Una de las sensaciones en el mundo del J-pop tiene 16 años, 13 de ellos dedicados a la música. Mide metro sesenta y acumula 100.000 canciones en su carrera, un número titánico para alguien que no sea como ella: inmortal. Esta artista de alcance planetario luce exactamente igual sobre los escenarios que cuando se subió por primera vez en 2011, y sin pasar por el quirófano.

Lo más curioso es que la chica en cuestión canta muy bien pero no existe como tú o como yo: es un programa de ordenador que canta como los ángeles (para quien le guste el J-pop, claro). Hablamos de Hatsune Miku, una idol virtual que hoy enseñará su arte en Barcelona.

 

El nombre de esta cantante significa "el primer sonido del futuro" en japonés, y el origen de todo viene de la compañía de software Crypton. En colaboración con Yamaha sacó un sintetizador de voz en 2007 (Vocaloid) que se puede descargar de manera gratuita para crear una canción con la voz de Miku.

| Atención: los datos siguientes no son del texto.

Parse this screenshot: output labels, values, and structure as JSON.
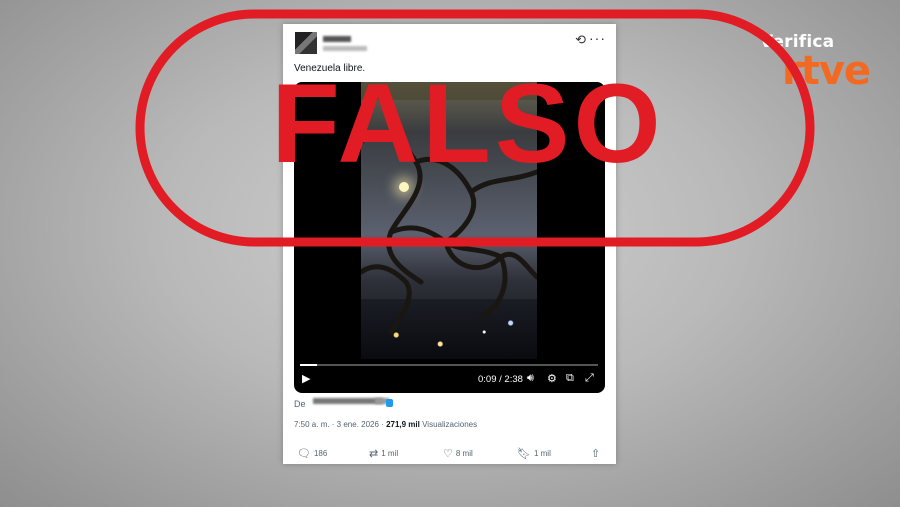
{
  "brand": {
    "top": "Verifica",
    "logo": "rtve"
  },
  "stamp": {
    "text": "FALSO",
    "color": "#e21c24"
  },
  "post": {
    "text": "Venezuela libre.",
    "video": {
      "time": "0:09 / 2:38",
      "progress": 0.057
    },
    "from_label": "De",
    "timestamp": "7:50 a. m. · 3 ene. 2026 · ",
    "views_count": "271,9 mil",
    "views_label": " Visualizaciones",
    "actions": {
      "replies": "186",
      "reposts": "1 mil",
      "likes": "8 mil",
      "bookmarks": "1 mil"
    }
  },
  "icons": [
    "grok-icon",
    "more-icon",
    "play-icon",
    "volume-icon",
    "gear-icon",
    "pip-icon",
    "expand-icon",
    "reply-icon",
    "repost-icon",
    "like-icon",
    "bookmark-icon",
    "share-icon"
  ]
}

Gracias a las facilidades de Crypton para utilizar su programa, los usuarios han creado más de 100.000 temas con su voz, amasando una fama internacional que la ha llevado a hacer de telonera a Lady Gaga o incluso a tener reservado un escenario en Coachella 2020.

 

Cuando se sube al escenario (como hará esta noche en Barcelona), Miku no es solo la protagonista bajo las luces: ella misma es una luz. Su representación física no va más allá de un holograma muy currado, que se proyecta sobre una pantalla transparente gracias a la que consigue la sensación de profundidad. Los músicos que la acompañan sí son humanos, pero debe ser complicado seguir al ritmo a una artista que es infatigable cantando y bailando, además de no necesitar pausas para dar un trago de agua ni pasar por el camerino a cambiarse.

 

Desde las 20:30 desplegará todo su saber estar (si es que esto se aplica para alguien que realmente no está allí) frente a una audiencia de 4.500 personas. Recién llegada de Londres y con el Sant Jordi Club como escenario hoy, Hatsune seguirá su gira inmortal hasta que el público ya no la quiera tanto. Y hasta entonces, no envejecerá ni un solo día.